The colloid phase sample of ChCl-OA (1:2) exhibits a lower overall omega fatty acid content but notably includes C20:4 omega-6, a long-chain fatty acid. Long-chain fatty acids, while beneficial in various applications, are not ideal as biodiesel precursors due to their impact on fuel properties such as viscosity and cold flow behavior.
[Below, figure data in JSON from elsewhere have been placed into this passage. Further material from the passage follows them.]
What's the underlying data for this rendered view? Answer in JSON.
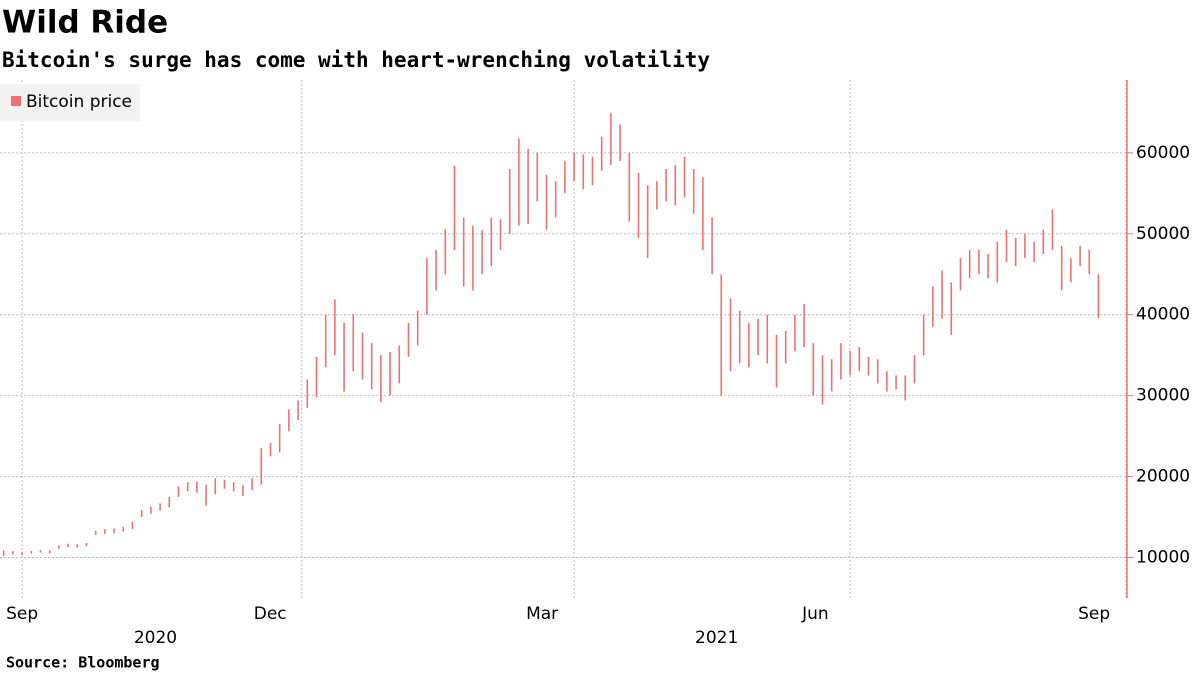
{
  "chart_data": {
    "type": "ohlc",
    "title": "Wild Ride",
    "subtitle": "Bitcoin's surge has come with heart-wrenching volatility",
    "source": "Source: Bloomberg",
    "series": [
      {
        "name": "Bitcoin price",
        "color": "#f07070",
        "low": [
          10200,
          10400,
          10300,
          10500,
          10600,
          10500,
          11100,
          11300,
          11200,
          11400,
          12800,
          12900,
          13000,
          13200,
          13500,
          15000,
          15400,
          15800,
          16200,
          17500,
          18200,
          18000,
          16400,
          17800,
          18500,
          18200,
          17600,
          18300,
          19000,
          22500,
          23000,
          25600,
          27000,
          28500,
          29800,
          33500,
          35000,
          30500,
          33000,
          32000,
          30800,
          29200,
          30000,
          31500,
          34800,
          36200,
          40000,
          43000,
          45000,
          48000,
          43500,
          43000,
          45000,
          46000,
          48000,
          50000,
          51000,
          51200,
          54000,
          50500,
          52000,
          55000,
          56500,
          55500,
          56000,
          57800,
          58500,
          59000,
          51500,
          49500,
          47000,
          53000,
          54000,
          53500,
          54500,
          52500,
          48000,
          45000,
          30000,
          33000,
          34000,
          33500,
          35000,
          34000,
          31000,
          34000,
          35500,
          36000,
          30000,
          28900,
          30500,
          32000,
          32500,
          33000,
          32500,
          31500,
          30500,
          30800,
          29400,
          31500,
          35000,
          38500,
          39500,
          37500,
          43000,
          44500,
          45000,
          44500,
          44000,
          46500,
          46000,
          47000,
          46500,
          47500,
          48000,
          43000,
          44000,
          46000,
          45000,
          39600
        ],
        "high": [
          10900,
          10800,
          10700,
          10800,
          10900,
          10900,
          11500,
          11700,
          11600,
          11800,
          13300,
          13500,
          13600,
          13800,
          14400,
          15900,
          16300,
          16700,
          17500,
          18800,
          19300,
          19400,
          19000,
          19800,
          19600,
          19300,
          18900,
          19800,
          23500,
          24200,
          26500,
          28300,
          29400,
          32000,
          34800,
          40000,
          41900,
          39000,
          40100,
          37800,
          36500,
          35000,
          35400,
          36200,
          39000,
          40500,
          47000,
          48000,
          50500,
          58400,
          52000,
          51000,
          50500,
          52000,
          51800,
          58000,
          61800,
          60500,
          60000,
          57300,
          56500,
          59000,
          60000,
          59800,
          59500,
          62000,
          64900,
          63500,
          60000,
          57500,
          56000,
          56500,
          58000,
          58500,
          59500,
          58000,
          57000,
          52000,
          45000,
          42000,
          40500,
          39000,
          39500,
          40000,
          37500,
          38000,
          40000,
          41300,
          36500,
          35000,
          34500,
          36500,
          35500,
          36000,
          34800,
          34500,
          33000,
          32500,
          32500,
          35000,
          40000,
          43500,
          45500,
          44000,
          47000,
          48000,
          48000,
          47500,
          49000,
          50500,
          49500,
          50000,
          49000,
          50500,
          53000,
          48500,
          47000,
          48500,
          48000,
          45000
        ]
      }
    ],
    "xlim": [
      -0.4,
      122.1
    ],
    "xticks": [
      {
        "value": 2,
        "label": "Sep"
      },
      {
        "value": 32.4,
        "label": "Dec"
      },
      {
        "value": 62,
        "label": "Mar"
      },
      {
        "value": 92,
        "label": "Jun"
      },
      {
        "value": 122,
        "label": "Sep"
      }
    ],
    "years": [
      {
        "value": 16.5,
        "label": "2020"
      },
      {
        "value": 77.5,
        "label": "2021"
      }
    ],
    "ylim": [
      5000,
      69000
    ],
    "yticks": [
      10000,
      20000,
      30000,
      40000,
      50000,
      60000
    ],
    "grid": true
  }
}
Consequently, this specific lipid composition makes the ChCl-OA (1:2) sample more suitable for pharmaceutical applications, particularly in the production of omega supplements, where long-chain omega-6 fatty acids are highly valued for their health benefits.
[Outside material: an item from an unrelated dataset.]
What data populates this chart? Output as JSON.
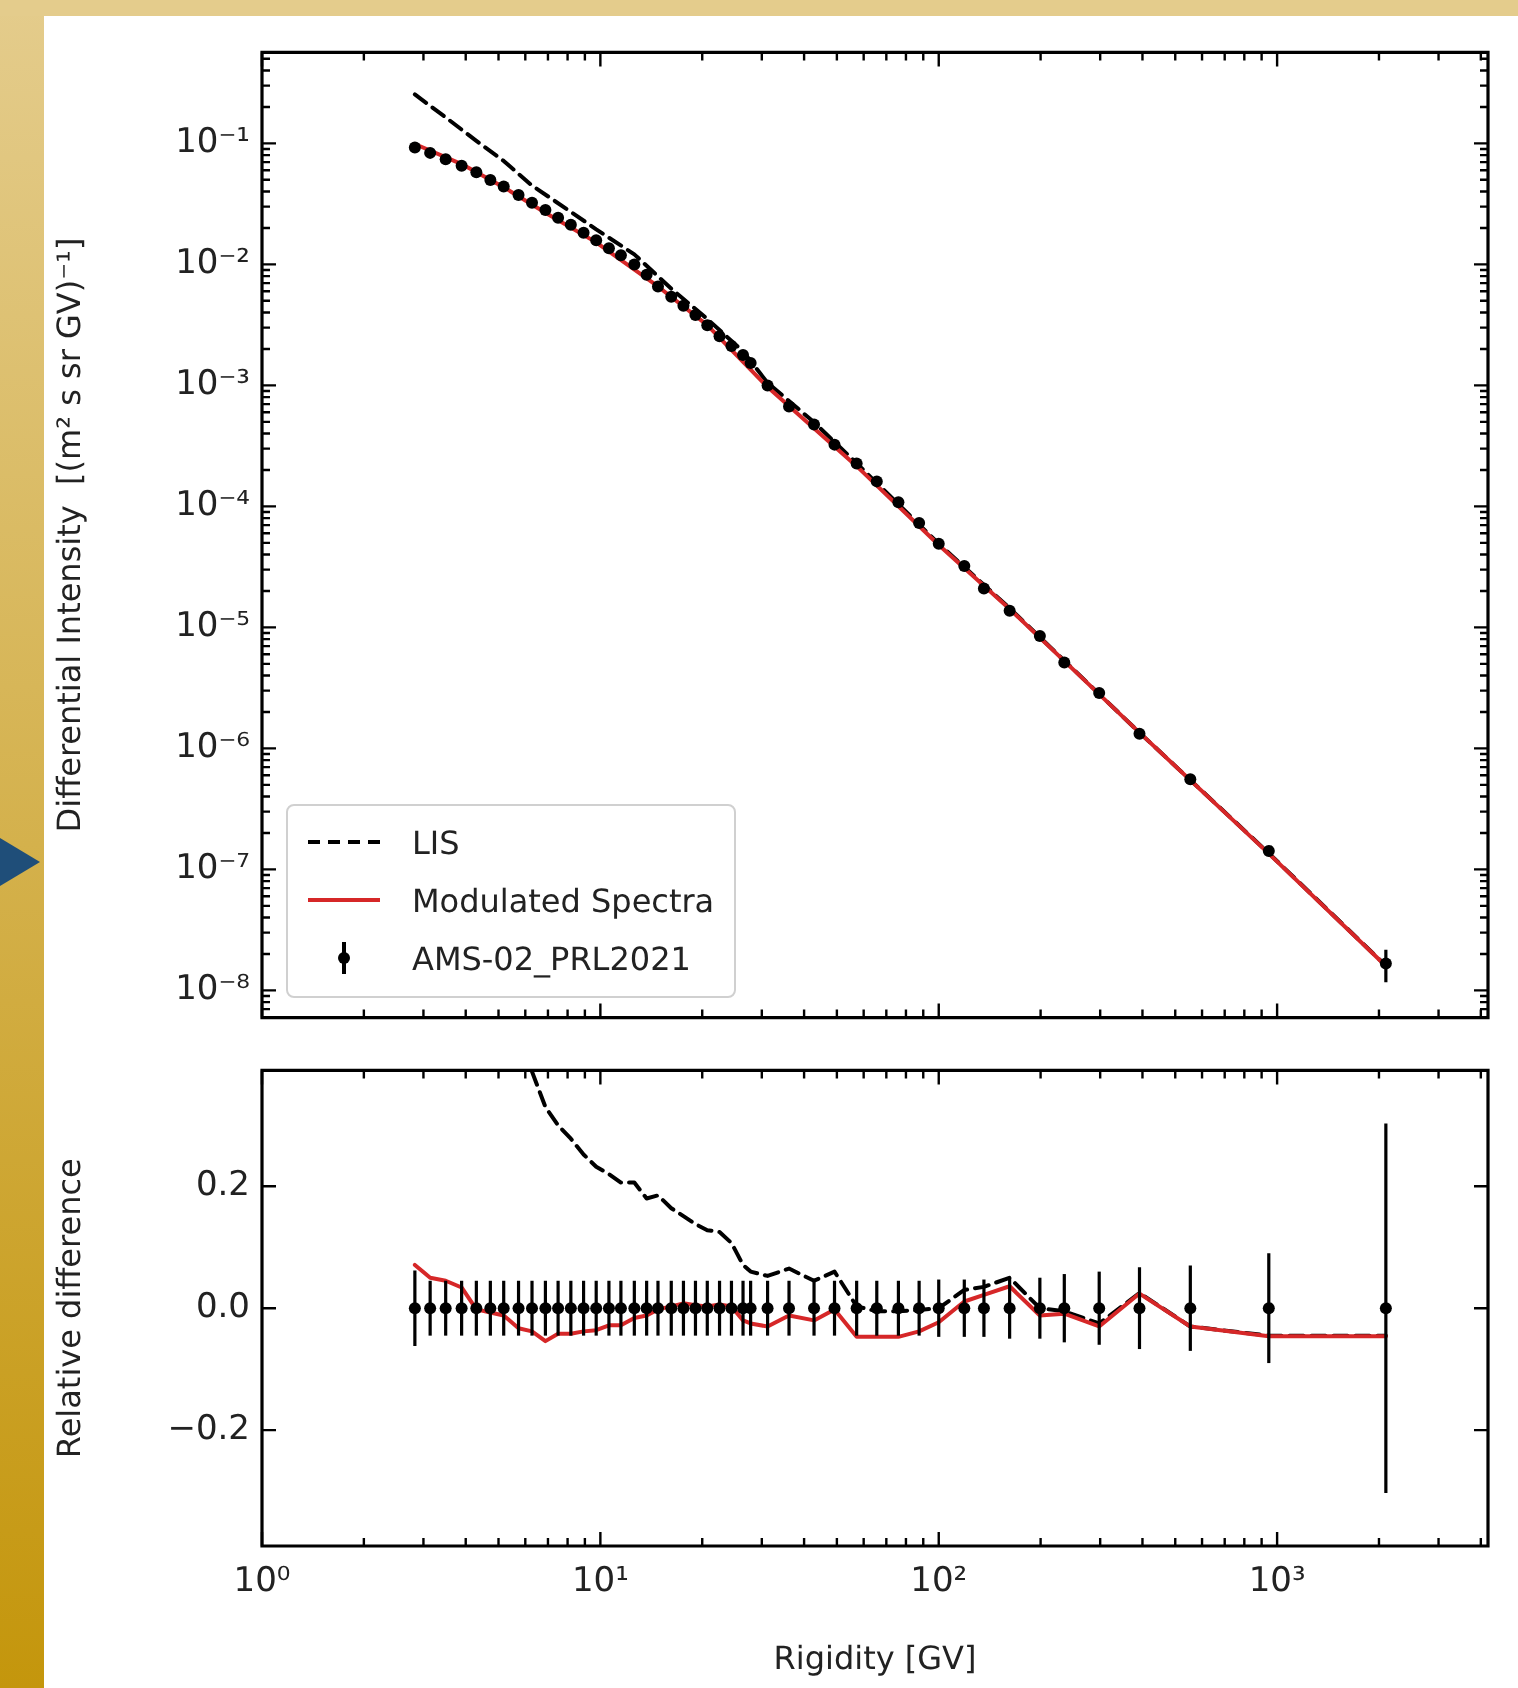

Conversely, the colloid phase sample of ChCl-G (1:1) contains higher contents of omega-3 and omega-6 fatty acids, which, combined with a higher monounsaturated fatty acid (MUFA) and omega-9 content, makes it better suited as a biodiesel precursor. The presence of MUFAs and omega-9 fatty acids enhances the lipid profile for biodiesel production by improving the fuel's oxidative stability and lowering its cloud point, thus meeting more of the biodiesel industry standards.
4. Conclusion
This study demonstrates that pre-treatment with natural deep eutectic solvents (NaDES) can significantly enhance the efficiency of lipid extraction from Chlorella vulgaris. The application of NaDES disrupts the cell wall, facilitating easier access for solvents to interact with intracellular lipids. As a result, the total lipid yield from the biomass treated with
NaDES varies depending on the specific NaDES formulation and molar ratio used. The highest total lipid yield, amounting to 19.44% (w/w), was observed with the NaDES variation of choline chloride (ChCl) and glycerol at a 1:1 molar ratio. Gas chromatography-mass spectrometry (GC-MS) analysis further reveals variations in the fatty acid profiles of the extracted lipids, with a predominance of C16 (palmitic acid) and C18 (stearic and oleic acids) fatty acid chains. These findings underscore the potential of NaDES pre-treatment not only to improve lipid yield but also to influence the fatty acid composition, which is crucial for subsequent applications such as biodiesel production.
Acknowledgements
We would like to express our gratitude to the School of Life Sciences and Technology, Institut Teknologi Bandung for providing the essential laboratory equipment that made this research possible. Additionally, we extend our thanks to our research group members, Jonathan and Jeffry, for their invaluable assistance and support in the laboratory. Their contributions were instrumental to the success of this study.